永続性2——編集的永続性としての死:Furyoは捕虜、犠牲、死についての映画だ(結末でのセリアーズ/Bowieの象徴的磔刑)。サカモトの旋律は死を「語らない」——描写的ではない。しかし彼がasync(2017年)と12(2023年)で聴かれるものと正確に同じ感情的周波数にある重さを担う。日本音階は、その二つの不在の半音とともに、宙吊りの質を持つ——解決に達していない何かのように。この宙吊りの質、未解決の存在は、サカモトの晩年の言語となる。
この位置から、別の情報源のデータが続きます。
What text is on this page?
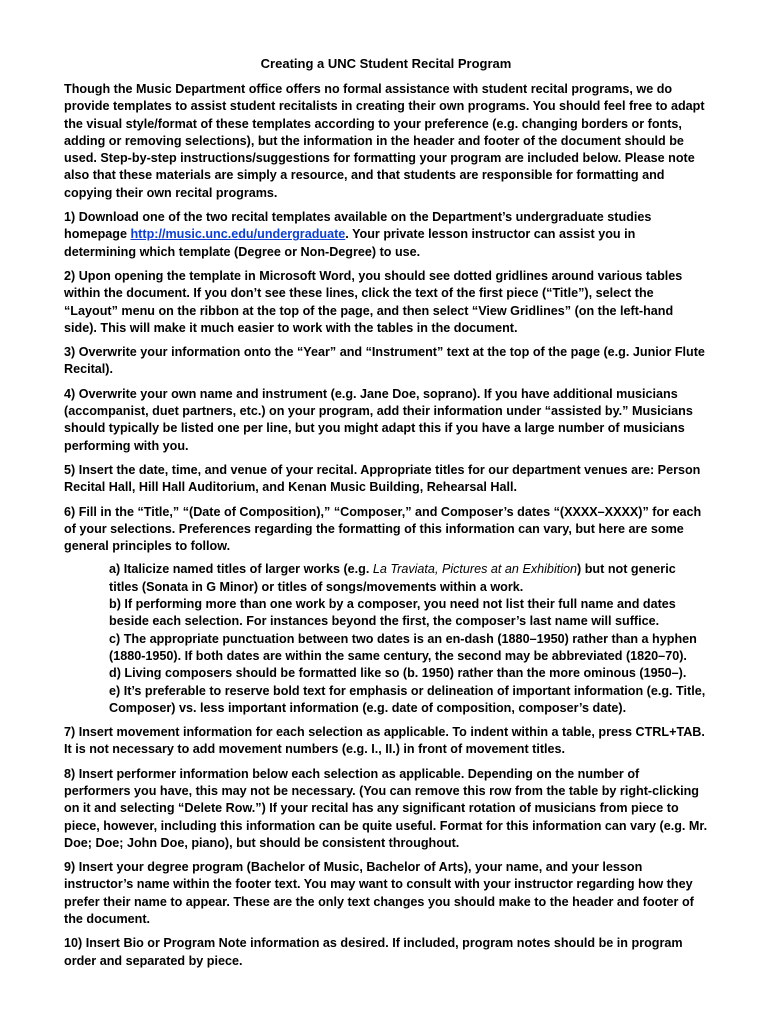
Creating a UNC Student Recital Program

Though the Music Department office offers no formal assistance with student recital programs, we do provide templates to assist student recitalists in creating their own programs. You should feel free to adapt the visual style/format of these templates according to your preference (e.g. changing borders or fonts, adding or removing selections), but the information in the header and footer of the document should be used. Step-by-step instructions/suggestions for formatting your program are included below. Please note also that these materials are simply a resource, and that students are responsible for formatting and copying their own recital programs.

1) Download one of the two recital templates available on the Department’s undergraduate studies homepage http://music.unc.edu/undergraduate. Your private lesson instructor can assist you in determining which template (Degree or Non-Degree) to use.

2) Upon opening the template in Microsoft Word, you should see dotted gridlines around various tables within the document. If you don’t see these lines, click the text of the first piece (“Title”), select the “Layout” menu on the ribbon at the top of the page, and then select “View Gridlines” (on the left-hand side). This will make it much easier to work with the tables in the document.

3) Overwrite your information onto the “Year” and “Instrument” text at the top of the page (e.g. Junior Flute Recital).

4) Overwrite your own name and instrument (e.g. Jane Doe, soprano). If you have additional musicians (accompanist, duet partners, etc.) on your program, add their information under “assisted by.” Musicians should typically be listed one per line, but you might adapt this if you have a large number of musicians performing with you.

5) Insert the date, time, and venue of your recital. Appropriate titles for our department venues are: Person Recital Hall, Hill Hall Auditorium, and Kenan Music Building, Rehearsal Hall.

6) Fill in the “Title,” “(Date of Composition),” “Composer,” and Composer’s dates “(XXXX–XXXX)” for each of your selections. Preferences regarding the formatting of this information can vary, but here are some general principles to follow.

a) Italicize named titles of larger works (e.g. La Traviata, Pictures at an Exhibition) but not generic titles (Sonata in G Minor) or titles of songs/movements within a work.

b) If performing more than one work by a composer, you need not list their full name and dates beside each selection. For instances beyond the first, the composer’s last name will suffice.

c) The appropriate punctuation between two dates is an en-dash (1880–1950) rather than a hyphen (1880-1950). If both dates are within the same century, the second may be abbreviated (1820–70).

d) Living composers should be formatted like so (b. 1950) rather than the more ominous (1950–).

e) It’s preferable to reserve bold text for emphasis or delineation of important information (e.g. Title, Composer) vs. less important information (e.g. date of composition, composer’s date).

7) Insert movement information for each selection as applicable. To indent within a table, press CTRL+TAB. It is not necessary to add movement numbers (e.g. I., II.) in front of movement titles.

8) Insert performer information below each selection as applicable. Depending on the number of performers you have, this may not be necessary. (You can remove this row from the table by right-clicking on it and selecting “Delete Row.”) If your recital has any significant rotation of musicians from piece to piece, however, including this information can be quite useful. Format for this information can vary (e.g. Mr. Doe; Doe; John Doe, piano), but should be consistent throughout.

9) Insert your degree program (Bachelor of Music, Bachelor of Arts), your name, and your lesson instructor’s name within the footer text. You may want to consult with your instructor regarding how they prefer their name to appear. These are the only text changes you should make to the header and footer of the document.

10) Insert Bio or Program Note information as desired. If included, program notes should be in program order and separated by piece.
なぜ他の曲ではなくこの曲か:Merry Christmas, Mr. Lawrenceは世界で最も聴かれているサカモトの曲であり、永続性1(日本音階を文化的橋渡しのツールとして映画音楽領域を横断する)と永続性2(音階の宙吊りの質が晩年アルバムの調性の先取り)を他のどの曲よりもよく要約するからだ。これが作品の軸となる曲だ。

評論+聴取——日本のペンタトニック音階を聴取で特定(多数の音楽学的分析で確認);Yamaha DX7とピアノの楽器編成はアルバムクレジットで確認;テンポと構造は聴取から記述;Debussy/ペンタトニック音階との系譜は音楽学的研究で確立;引用と編曲は公開ディスコグラフィーで記録。